Federal government transfers $300M to Alberta for disaster cleanup. An Ontario company TBM Service Group initially contracts a cattle drive with a Calgary hiring firm (About Service), then the Ontario company rescinds the contract and engages a BC company.

The Alberta government indicates it did not hire TBM Service Group.

It shouldn't be this difficult to follow the trail of money. Apparently, someone stands between the Alberta government and TBM Service Group. The Alberta government should reveal this information but I haven't seen it published, anywhere. Google seems to be unaware of it.



Ralph Goodale said:


> This is the payment thus far. We fully expect that there will be additional obligations but we wanted to get this amount of money, about $300 million, into the hands of Albertans as quickly as possible.


http://globalnews.ca/news/2769323/p...ta-recovery-following-fort-mcmurray-wildfire/


----------



## sags (May 15, 2010)

What is being done in Fort Mac ? Does anyone on CMF live there for updates ?

In looking at some consumer websites rating insurance companies, some customers are very angry about the settlements offered.

Is collecting insurance a problem ? Is rebuilding homes a problem ?

In some southern US states they still haven't cleaned up, recovered or rebuilt since Hurricane Katrina.

As a Canadian I don't want my fellow Canadians to wait for help in rebuilding.

Information is the key to public pressure on insurance companies and the governments involved.

The media should be covering this every day.

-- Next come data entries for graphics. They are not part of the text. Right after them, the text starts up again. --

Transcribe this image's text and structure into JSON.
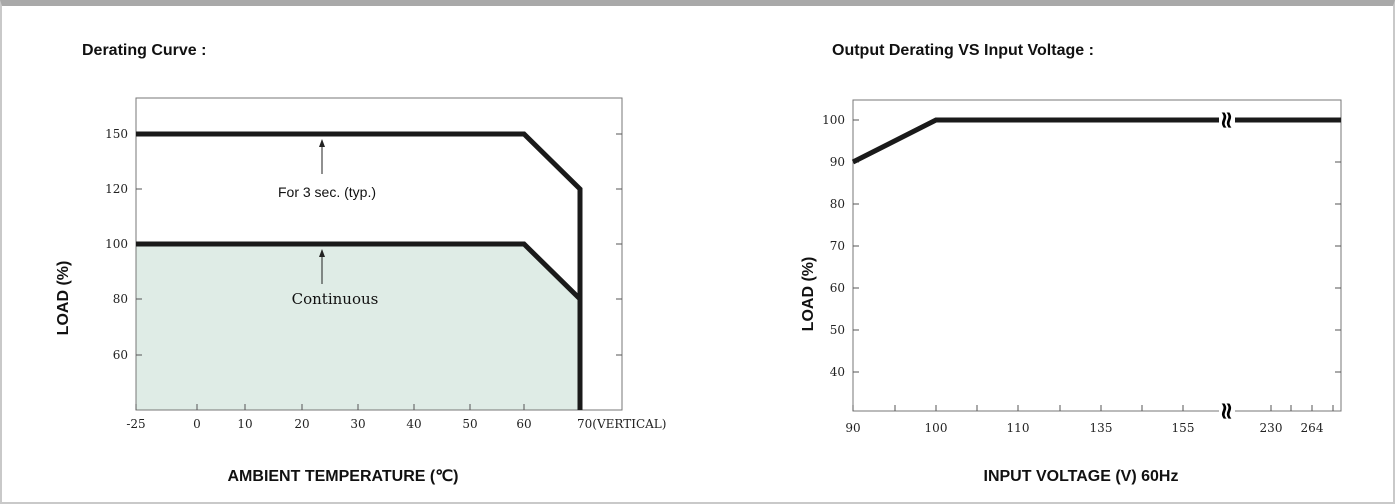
{
  "chart_data": [
    {
      "type": "line",
      "title": "Derating Curve :",
      "xlabel": "AMBIENT TEMPERATURE (℃)",
      "ylabel": "LOAD (%)",
      "x_ticks": [
        "-25",
        "0",
        "10",
        "20",
        "30",
        "40",
        "50",
        "60",
        "70(VERTICAL)"
      ],
      "y_ticks": [
        "150",
        "120",
        "100",
        "80",
        "60"
      ],
      "xlim": [
        -25,
        70
      ],
      "series": [
        {
          "name": "For 3 sec. (typ.)",
          "x": [
            -25,
            60,
            70,
            70
          ],
          "y": [
            150,
            150,
            120,
            40
          ]
        },
        {
          "name": "Continuous",
          "x": [
            -25,
            60,
            70
          ],
          "y": [
            100,
            100,
            80
          ]
        }
      ],
      "annotations": [
        "For 3 sec. (typ.)",
        "Continuous"
      ],
      "fill_color": "#dfece6",
      "line_color": "#1a1a1a"
    },
    {
      "type": "line",
      "title": "Output Derating VS Input Voltage :",
      "xlabel": "INPUT VOLTAGE (V) 60Hz",
      "ylabel": "LOAD (%)",
      "x_ticks": [
        "90",
        "100",
        "110",
        "135",
        "155",
        "230",
        "264"
      ],
      "y_ticks": [
        "100",
        "90",
        "80",
        "70",
        "60",
        "50",
        "40"
      ],
      "axis_break_symbol": "≈",
      "series": [
        {
          "x": [
            90,
            100,
            264
          ],
          "y": [
            90,
            100,
            100
          ]
        }
      ],
      "line_color": "#1a1a1a"
    }
  ]
}
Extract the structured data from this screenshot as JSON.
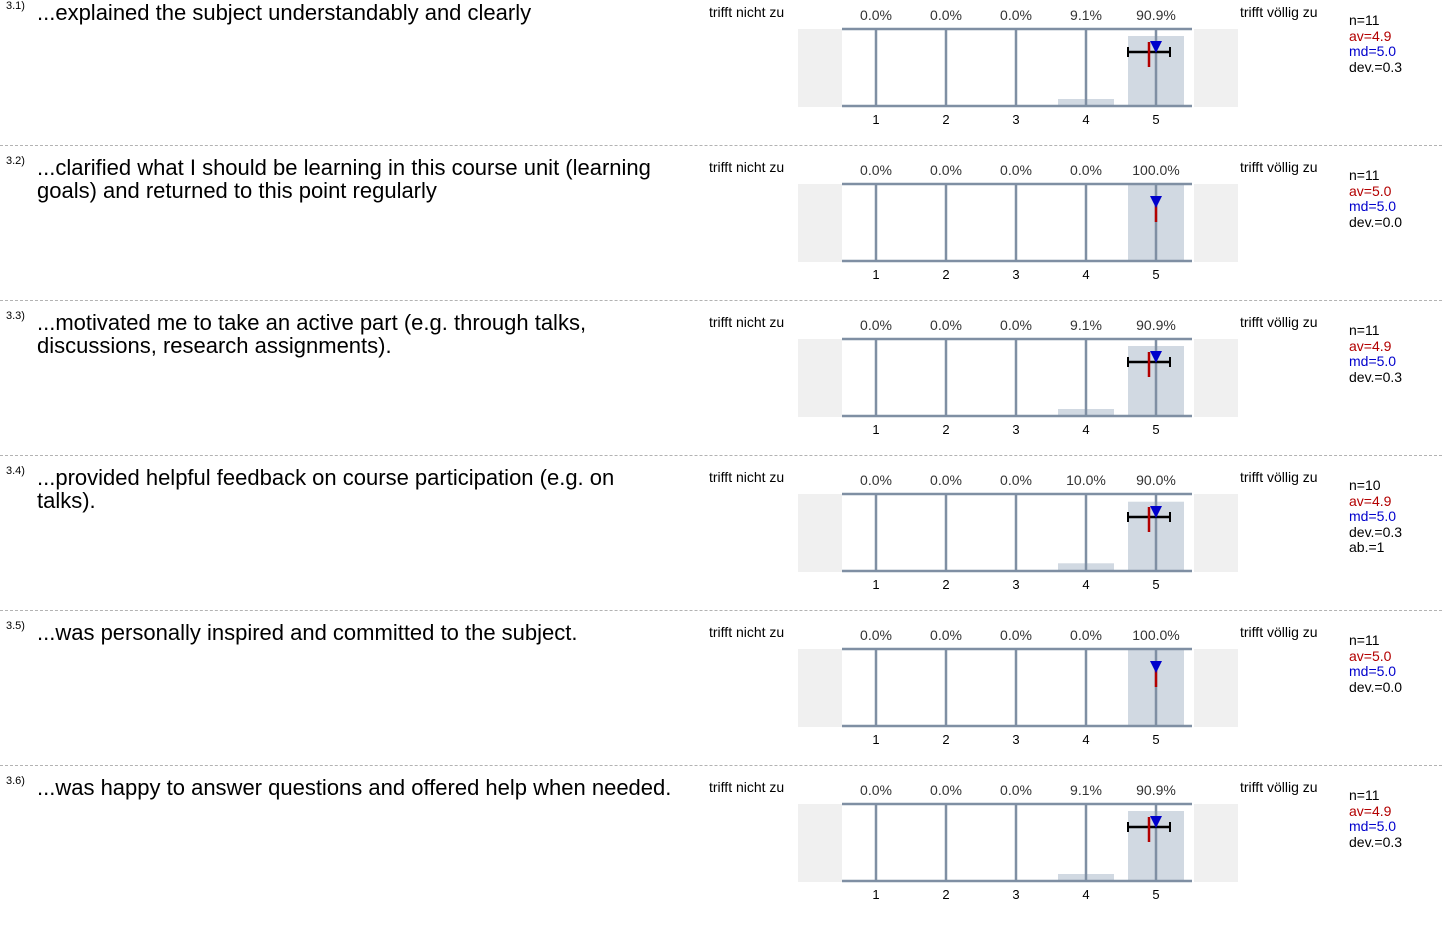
{
  "chart_data": [
    {
      "type": "bar",
      "number": "3.1)",
      "question": "...explained the subject understandably and clearly",
      "left_label": "trifft nicht zu",
      "right_label": "trifft völlig zu",
      "categories": [
        "1",
        "2",
        "3",
        "4",
        "5"
      ],
      "value_labels": [
        "0.0%",
        "0.0%",
        "0.0%",
        "9.1%",
        "90.9%"
      ],
      "values": [
        0.0,
        0.0,
        0.0,
        9.1,
        90.9
      ],
      "ylim": [
        0,
        100
      ],
      "mean": 4.9,
      "median": 5.0,
      "deviation": 0.3,
      "stats": [
        "n=11",
        "av=4.9",
        "md=5.0",
        "dev.=0.3"
      ]
    },
    {
      "type": "bar",
      "number": "3.2)",
      "question": "...clarified what I should be learning in this course unit (learning goals) and returned to this point regularly",
      "left_label": "trifft nicht zu",
      "right_label": "trifft völlig zu",
      "categories": [
        "1",
        "2",
        "3",
        "4",
        "5"
      ],
      "value_labels": [
        "0.0%",
        "0.0%",
        "0.0%",
        "0.0%",
        "100.0%"
      ],
      "values": [
        0.0,
        0.0,
        0.0,
        0.0,
        100.0
      ],
      "ylim": [
        0,
        100
      ],
      "mean": 5.0,
      "median": 5.0,
      "deviation": 0.0,
      "stats": [
        "n=11",
        "av=5.0",
        "md=5.0",
        "dev.=0.0"
      ]
    },
    {
      "type": "bar",
      "number": "3.3)",
      "question": "...motivated me to take an active part (e.g. through talks, discussions, research assignments).",
      "left_label": "trifft nicht zu",
      "right_label": "trifft völlig zu",
      "categories": [
        "1",
        "2",
        "3",
        "4",
        "5"
      ],
      "value_labels": [
        "0.0%",
        "0.0%",
        "0.0%",
        "9.1%",
        "90.9%"
      ],
      "values": [
        0.0,
        0.0,
        0.0,
        9.1,
        90.9
      ],
      "ylim": [
        0,
        100
      ],
      "mean": 4.9,
      "median": 5.0,
      "deviation": 0.3,
      "stats": [
        "n=11",
        "av=4.9",
        "md=5.0",
        "dev.=0.3"
      ]
    },
    {
      "type": "bar",
      "number": "3.4)",
      "question": "...provided helpful feedback on course participation (e.g. on talks).",
      "left_label": "trifft nicht zu",
      "right_label": "trifft völlig zu",
      "categories": [
        "1",
        "2",
        "3",
        "4",
        "5"
      ],
      "value_labels": [
        "0.0%",
        "0.0%",
        "0.0%",
        "10.0%",
        "90.0%"
      ],
      "values": [
        0.0,
        0.0,
        0.0,
        10.0,
        90.0
      ],
      "ylim": [
        0,
        100
      ],
      "mean": 4.9,
      "median": 5.0,
      "deviation": 0.3,
      "stats": [
        "n=10",
        "av=4.9",
        "md=5.0",
        "dev.=0.3",
        "ab.=1"
      ]
    },
    {
      "type": "bar",
      "number": "3.5)",
      "question": "...was personally inspired and committed to the subject.",
      "left_label": "trifft nicht zu",
      "right_label": "trifft völlig zu",
      "categories": [
        "1",
        "2",
        "3",
        "4",
        "5"
      ],
      "value_labels": [
        "0.0%",
        "0.0%",
        "0.0%",
        "0.0%",
        "100.0%"
      ],
      "values": [
        0.0,
        0.0,
        0.0,
        0.0,
        100.0
      ],
      "ylim": [
        0,
        100
      ],
      "mean": 5.0,
      "median": 5.0,
      "deviation": 0.0,
      "stats": [
        "n=11",
        "av=5.0",
        "md=5.0",
        "dev.=0.0"
      ]
    },
    {
      "type": "bar",
      "number": "3.6)",
      "question": "...was happy to answer questions and offered help when needed.",
      "left_label": "trifft nicht zu",
      "right_label": "trifft völlig zu",
      "categories": [
        "1",
        "2",
        "3",
        "4",
        "5"
      ],
      "value_labels": [
        "0.0%",
        "0.0%",
        "0.0%",
        "9.1%",
        "90.9%"
      ],
      "values": [
        0.0,
        0.0,
        0.0,
        9.1,
        90.9
      ],
      "ylim": [
        0,
        100
      ],
      "mean": 4.9,
      "median": 5.0,
      "deviation": 0.3,
      "stats": [
        "n=11",
        "av=4.9",
        "md=5.0",
        "dev.=0.3"
      ]
    }
  ],
  "colors": {
    "bar": "#d1d9e2",
    "axis": "#7f8fa3",
    "side_panel": "#f0f0f0",
    "mean": "#b30000",
    "median": "#0000cc",
    "deviation": "#000000",
    "separator": "#b3b3b3"
  }
}
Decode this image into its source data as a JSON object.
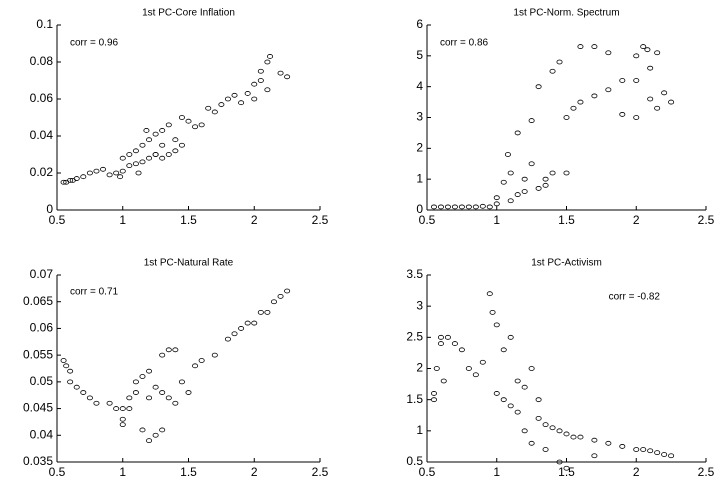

A Fort Mac update every single day, until Fort Mac fully recovers.

One sad fact about natural disasters and insurance, is that the property insurance companies increase premiums for all their policyholder base citing catastrophic losses as the reason, and too often the insurers overcharge the extra premium to profit from the disaster.

If we are all going to "chip in" that is fine with me...............but git er done and don't screw the people around.


----------



## olivaw (Nov 21, 2010)

Is it possible that we are in the inivitable stage where we examine the massive rebuilding project for irregularities because it is interesting? 

Many of my friends and associates who work in the trades have been employed in the rebuilding effort. Work is being provided to Albertans. 

I can't speak to insurance claims.


----------



## TomB19 (Sep 24, 2015)

That's good to read. Thanks olivaw.


----------